“Thank you,” he said. “We probably shouldn’t do that again… but thank you.”
She smiled at him. “I think we both needed it.”
He got up and tugged on his pants, then his shirt, wearing it open as he walked to the door. “Get some sleep, Flora. We’ll see each other again soon.”
She smiled at him, then snuggled into the bed, her face against the feather pillow. She smiled, closing her eyes as he shut the door.
In the morning the house was tomb quiet, and Flora woke alone, swished mouthwash, and dressed in her clothes from the day before. She made coffee in the kitchen with stale grounds, couldn’t find any cream, and sat at the dining room table drinking it, black and bitter, hoping that Ethan might appear. She imagined the coy way she would smile at him, imagined the hushed tones they would speak in, whispering innocuous good-mornings and shy how-did-you-sleeps. Ethan didn’t get up though, and by the time her unappetizing coffee was cold, she knew there was nothing left to do but get to work.
The air was thick with fog, so dense it seemed to muffle the sound of her footsteps as she stalked out to the barn, her coat pulled tight around her. She went through her morning chores with a feeling she couldn’t quite explain. There was a tenderness to everything, to Rainshadow, that she hadn’t felt in a very long time, a feeling of belonging she’d longed for. She fed the horses, rubbed their velvet muzzles, watered them, and after they’d eaten, she let them out into the paddock to graze, both of them bolting out into the mists, ghostly in the grassy field.
When she saw a familiar yellow car trundling up the long driveway, Flora felt her blood cool.
What could Blythe possibly want? She had wanted to savor the day, the simmering, warm feeling Ethan left her with.
She stood still-as-stone watching as Blythe got out of the car and looked up. When she saw Flora, she put her hand to her heart and visibly relaxed.
“Flora,” she said. “Thank god you’re here. I thought for sure?—”
“For sure what?” Flora asked. She felt her heart thump once, hard.
“Have you been here all night?”
“Yes,” she said, and her heart thumped again.
“Flora, there was a fire. Your house burned down. Your mother is dead.”
Flora stood, staring at Blythe. The words were like a puzzle she couldn’t put together, all different shapes that didn’t make sense no matter how she tried to make them fit. Mother. Fire. House. Dead.
“What?” she asked, incredulous. “Blythe, what are you talking about?”
“Come on,” Blythe said, getting back in her car. “I think you need to come with me.”

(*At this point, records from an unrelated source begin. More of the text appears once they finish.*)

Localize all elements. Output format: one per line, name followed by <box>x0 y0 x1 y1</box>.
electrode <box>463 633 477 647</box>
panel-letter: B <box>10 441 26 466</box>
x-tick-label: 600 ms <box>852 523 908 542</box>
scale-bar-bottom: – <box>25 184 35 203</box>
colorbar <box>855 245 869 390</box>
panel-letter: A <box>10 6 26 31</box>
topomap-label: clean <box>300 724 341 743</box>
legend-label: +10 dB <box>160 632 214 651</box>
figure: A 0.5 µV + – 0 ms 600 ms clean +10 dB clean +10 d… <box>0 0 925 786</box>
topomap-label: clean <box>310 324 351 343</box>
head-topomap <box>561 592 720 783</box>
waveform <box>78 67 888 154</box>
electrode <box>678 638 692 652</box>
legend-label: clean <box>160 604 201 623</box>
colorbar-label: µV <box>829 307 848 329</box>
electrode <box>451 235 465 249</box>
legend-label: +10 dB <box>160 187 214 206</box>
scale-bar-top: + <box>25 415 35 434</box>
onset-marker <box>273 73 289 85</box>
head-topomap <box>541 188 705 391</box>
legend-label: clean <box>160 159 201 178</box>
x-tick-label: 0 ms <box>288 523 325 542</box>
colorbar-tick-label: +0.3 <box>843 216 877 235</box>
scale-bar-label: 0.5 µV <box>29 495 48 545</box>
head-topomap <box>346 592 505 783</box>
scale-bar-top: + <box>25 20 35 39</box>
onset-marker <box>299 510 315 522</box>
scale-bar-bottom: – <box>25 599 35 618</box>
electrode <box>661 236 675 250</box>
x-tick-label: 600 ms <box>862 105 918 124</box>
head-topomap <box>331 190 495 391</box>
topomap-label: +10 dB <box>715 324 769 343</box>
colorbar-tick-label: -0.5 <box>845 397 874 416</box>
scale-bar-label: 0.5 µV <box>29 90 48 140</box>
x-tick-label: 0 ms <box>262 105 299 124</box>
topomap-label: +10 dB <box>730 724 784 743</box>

The rest of the morning was a blur of smoke and ashes, fire trucks and police stations. Flora answered questions honestly, with a flat affect, still numbed by a feeling of swimming, gauzy unreality. She drank the coffee they handed her. She nodded or shook her head. She said “Thank you” when people said they were sorry. She identified her mother, who looked like a charred, gray, waxy mannequin.
“That’s her,” Flora said, but it wasn’t. Her mother was a living woman, and this was just a thing, no life in it at all, no memory of life, nothing.

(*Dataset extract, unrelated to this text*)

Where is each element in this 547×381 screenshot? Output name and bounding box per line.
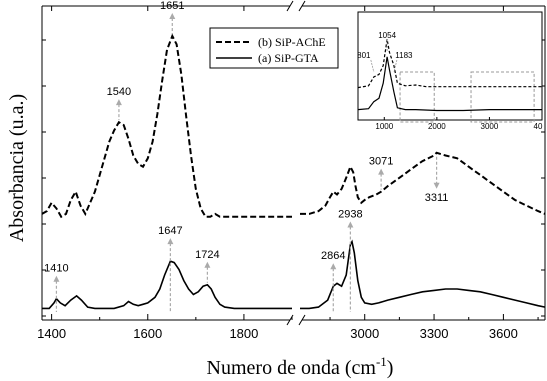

“Do you have any family you can call?” a county cop said, a man with dark, short-clipped hair whose mouth was a straight line.
“No,” Flora said, “but I’ll be fine.”
“You have a place to stay?”
“Yes, I think so.”
Outside, in the parking lot of the county building, Blythe took her hand. “Come stay with me,” she said. “Don’t go back out there.”
“I belong at Rainshadow,” Flora said, pulling her hand away. “If you won’t drive me, I’ll walk.”
Blythe nodded, her face drawn. “I’ll drive you, Flora.”
At Rainshadow, Flora saw Sylvia before she even got out of the car. She had caught Zeta and was leading her from the grazing paddock to the arena. She stood, watching, as Flora emerged from the car.
“I won’t get out,” Blythe said, her voice hushed, as she met Sylvia’s eyes, the two women gazing at one another.
“That’s fine,” Flora said, and zipped up her jacket before tugging herself out of the low-slung car seat into the brisk, still-foggy air.
“Hi,” Flora said, walking up to Sylvia, her hands shoved in her pockets.